Hotvig and his men roused Josua's band after a too-short rest and the march began anew. A wind sprang up from the northwest, soft at first, then blowing stronger, until the ribbons on the Thrithings-men's saddles whipped like tournament pennants and the long grasses bent double. The prisoners labored on, shivering in their wet clothing.

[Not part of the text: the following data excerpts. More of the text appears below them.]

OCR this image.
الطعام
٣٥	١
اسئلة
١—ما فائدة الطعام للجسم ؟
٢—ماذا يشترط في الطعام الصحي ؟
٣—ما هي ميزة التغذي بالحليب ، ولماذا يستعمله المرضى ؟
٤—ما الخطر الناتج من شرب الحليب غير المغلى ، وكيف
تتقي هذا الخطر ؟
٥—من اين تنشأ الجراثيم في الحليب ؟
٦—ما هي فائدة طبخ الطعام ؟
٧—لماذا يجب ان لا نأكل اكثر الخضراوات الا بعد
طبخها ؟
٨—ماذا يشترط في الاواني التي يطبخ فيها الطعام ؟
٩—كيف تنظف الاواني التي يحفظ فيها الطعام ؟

Soon they began to see signs of habitation: small herds of cattle grazing on the low hills, watched over by solitary horsemen. As the sun rose closer to its noon apogee, the cattle herds they passed grew larger and closer together, until at last the prisoners found themselves following the snaking course of one of the Ymstrecca's tributaries through the very midst of an immense throng of animals. The vast herd seemed to run from horizon to horizon and contained mostly cattle of the ordinary sort, but shaggy bison and bulls with long, curving horns also grazed among them, lifting their heads to stare blearily at the passing prisoners, mouths solemnly chewing.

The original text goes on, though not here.